En 2007, l’ingénieur Gbenga démissionne de l’une des plus grandes entreprises florissant du Nigeria pour entamer sa croisade à Ajegunle. Ce est le plus vaste et le plus peuplé des bidonvilles de la mégalopole. Ils sont près de 500 000 personnes entassés dans les maisons en brique ou les taudis en bois qui s’étalent en rangs serrés sur des dizaines de kilomètres. Coincé entre une bretelle d’autoroute et les infrastructures portuaires vieillissantes du port d’Apapa, Ajegunle représente le Nigeria en miniature.

La seule évocation du nom de ce quartier rappelle l’histoire de Sodome et Gomorrhe. Un sauve-qui-peut pour la survie. Ce quartier d’habitats précaires, insalubre et pauvre, – désigné sous le terme générique de « slum » en anglais -, amasse les vices de la capitale.

Au prime abord, on pense évidemment au célèbre ouvrage de Louis Chevalier (1958) et de sa thématique « classes laborieuses, classes dangereuses », devenue un lieu commun de la réflexion sociale et politique jusqu’à nos jours.
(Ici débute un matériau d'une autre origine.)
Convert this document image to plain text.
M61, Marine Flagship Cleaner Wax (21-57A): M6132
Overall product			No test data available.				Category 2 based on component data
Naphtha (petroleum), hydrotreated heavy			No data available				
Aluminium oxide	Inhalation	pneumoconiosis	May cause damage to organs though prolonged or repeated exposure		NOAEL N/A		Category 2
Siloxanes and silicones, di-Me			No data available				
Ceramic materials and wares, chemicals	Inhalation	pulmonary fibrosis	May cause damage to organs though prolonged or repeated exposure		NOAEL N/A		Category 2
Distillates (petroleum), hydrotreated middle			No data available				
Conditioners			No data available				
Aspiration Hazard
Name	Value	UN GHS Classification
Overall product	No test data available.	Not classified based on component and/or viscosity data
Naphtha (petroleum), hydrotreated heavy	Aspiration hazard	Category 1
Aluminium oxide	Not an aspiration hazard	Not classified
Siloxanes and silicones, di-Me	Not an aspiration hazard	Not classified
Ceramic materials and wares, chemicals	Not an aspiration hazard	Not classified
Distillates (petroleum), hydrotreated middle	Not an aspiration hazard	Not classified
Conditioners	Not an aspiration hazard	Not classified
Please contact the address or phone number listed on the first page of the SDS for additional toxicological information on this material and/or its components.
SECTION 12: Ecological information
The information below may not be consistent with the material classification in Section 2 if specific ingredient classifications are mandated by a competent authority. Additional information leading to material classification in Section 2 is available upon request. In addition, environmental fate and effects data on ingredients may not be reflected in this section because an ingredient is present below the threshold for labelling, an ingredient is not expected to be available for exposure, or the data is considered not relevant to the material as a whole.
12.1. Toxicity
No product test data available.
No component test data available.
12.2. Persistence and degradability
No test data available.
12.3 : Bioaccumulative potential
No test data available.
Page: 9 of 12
Les élus locaux le reconnaissent à mots couverts : les efforts de modernisation d’Ajegunle se sont concentrés sur le centre des affaires et les ilots sécurisés pour riches Nigérians et expatriés fortunés. Le choix d’Ajegunle pour lancer les initiatives de Paradigm Initiative n’est pas anodin.
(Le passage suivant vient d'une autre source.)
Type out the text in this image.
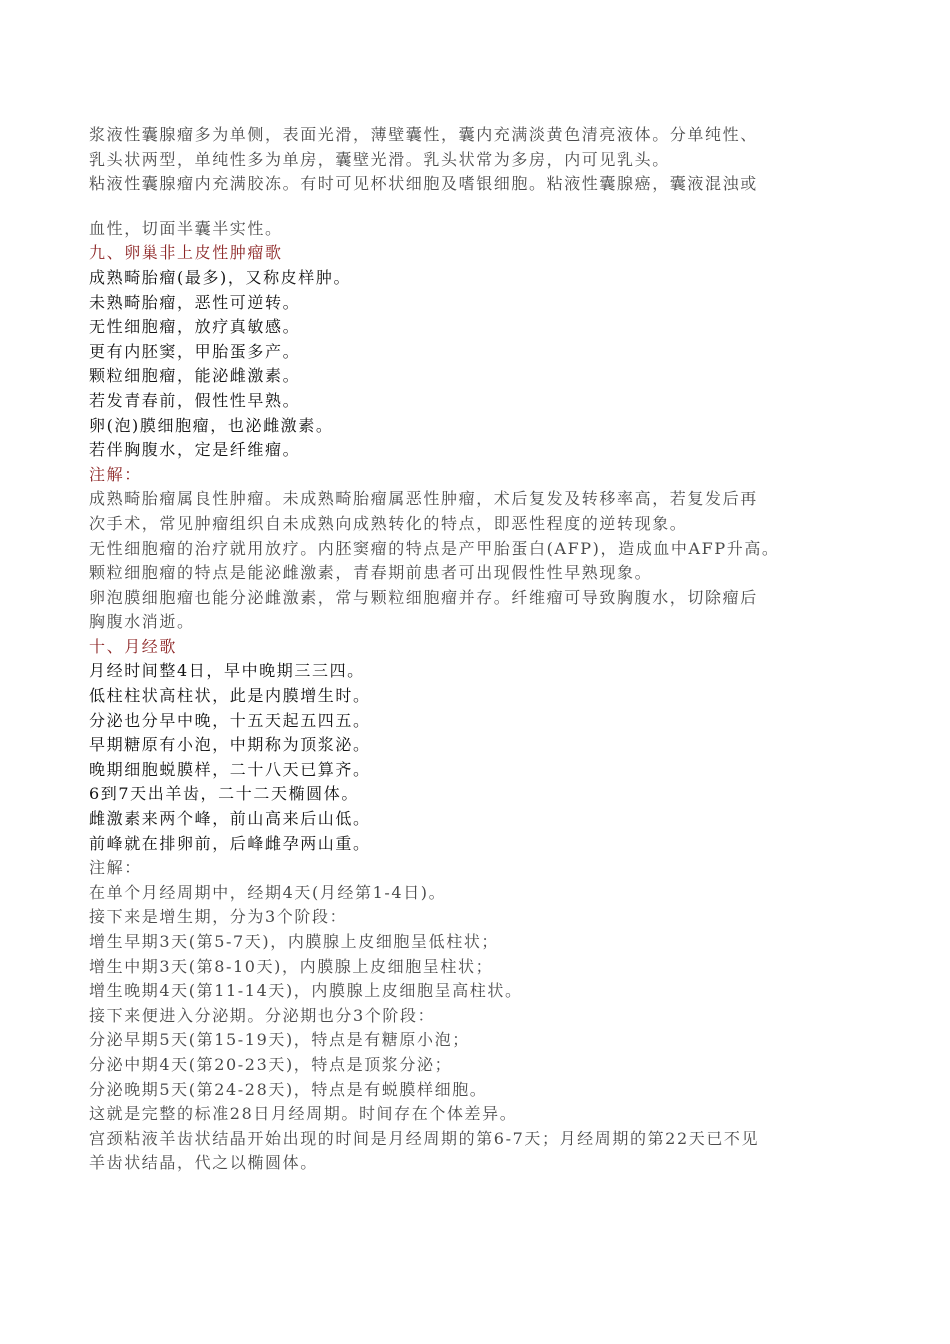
浆液性囊腺瘤多为单侧，表面光滑，薄壁囊性，囊内充满淡黄色清亮液体。分单纯性、

乳头状两型，单纯性多为单房，囊壁光滑。乳头状常为多房，内可见乳头。

粘液性囊腺瘤内充满胶冻。有时可见杯状细胞及嗜银细胞。粘液性囊腺癌，囊液混浊或

血性，切面半囊半实性。

九、卵巢非上皮性肿瘤歌

成熟畸胎瘤(最多)，又称皮样肿。

未熟畸胎瘤，恶性可逆转。

无性细胞瘤，放疗真敏感。

更有内胚窦，甲胎蛋多产。

颗粒细胞瘤，能泌雌激素。

若发青春前，假性性早熟。

卵(泡)膜细胞瘤，也泌雌激素。

若伴胸腹水，定是纤维瘤。

注解：

成熟畸胎瘤属良性肿瘤。未成熟畸胎瘤属恶性肿瘤，术后复发及转移率高，若复发后再

次手术，常见肿瘤组织自未成熟向成熟转化的特点，即恶性程度的逆转现象。

无性细胞瘤的治疗就用放疗。内胚窦瘤的特点是产甲胎蛋白(AFP)，造成血中AFP升高。

颗粒细胞瘤的特点是能泌雌激素，青春期前患者可出现假性性早熟现象。

卵泡膜细胞瘤也能分泌雌激素，常与颗粒细胞瘤并存。纤维瘤可导致胸腹水，切除瘤后

胸腹水消逝。

十、月经歌

月经时间整4日，早中晚期三三四。

低柱柱状高柱状，此是内膜增生时。

分泌也分早中晚，十五天起五四五。

早期糖原有小泡，中期称为顶浆泌。

晚期细胞蜕膜样，二十八天已算齐。

6到7天出羊齿，二十二天椭圆体。

雌激素来两个峰，前山高来后山低。

前峰就在排卵前，后峰雌孕两山重。

注解：

在单个月经周期中，经期4天(月经第1-4日)。

接下来是增生期，分为3个阶段：

增生早期3天(第5-7天)，内膜腺上皮细胞呈低柱状；

增生中期3天(第8-10天)，内膜腺上皮细胞呈柱状；

增生晚期4天(第11-14天)，内膜腺上皮细胞呈高柱状。

接下来便进入分泌期。分泌期也分3个阶段：

分泌早期5天(第15-19天)，特点是有糖原小泡；

分泌中期4天(第20-23天)，特点是顶浆分泌；

分泌晚期5天(第24-28天)，特点是有蜕膜样细胞。

这就是完整的标准28日月经周期。时间存在个体差异。

宫颈粘液羊齿状结晶开始出现的时间是月经周期的第6-7天；月经周期的第22天已不见

羊齿状结晶，代之以椭圆体。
Ce quartier vétuste accueille chaque semaine des centaines de nouveaux citadins débarqués du nord du pays ou des États voisins. C’est ici que se concentre la majorité des familles défavorisée de la capitale commerciale. Ils sont commerçants, vendeurs des rues, chauffeurs de taxi, vulgarisateurs, bricoleurs, débrouillards et chômeurs. Leurs enfants n’ont pas accès à une éducation et ce qui tente l’aventure lâche peu avant la fin du secondaire. Gbenga Sesan et son équipe ont doc misé sur ces jeunes.

Redonner espoir aux familles pauvres grâce au numérique

Ici et là, des programmes de formation ont été lancés. Plusieurs centaines de jeunes passent leurs journées et vacances à s’initier à la lecture, à l’informatique, à l’entrepreneuriat et des formations en développement personnel. Ce premier centre de Paradigm Initiative a contribué à former environ 40 étudiants chaque trimestre depuis son installation dans le quartier.

En cette fin d’été 2018, notre équipe a eu l’occasion d’assister aux cours d’apprentissage d’une trentaine d’étudiants. Ils rêvent tous d’une vie meilleure après la formation et ne tarissent pas d’éloges sur les changements que le centre apporte déjà dans leurs vies.

« Nos formateurs sont très pédagogues et leurs explications sont très claires. Nous faisons beaucoup de travaux pratiques. Cette formation m’a apporté une bonne pratique de l’outil informatique. La formation est bonne et je la recommanderai volontiers à d’autres personnes. J’ai trouvé, qu’on a beaucoup appris sans faire beaucoup d’efforts » confie Okafor Flavor, 17 ans.

Avant d’ajouter « je compte informatiser et donner une visibilité à l’entreprise de ma mère sur internet. Je compte lui créer un site web, des emails-professionnelles et aussi lui donner une forte présence sur les réseaux sociaux pour augmenter sa clientèle et par ricochet ses revenus. »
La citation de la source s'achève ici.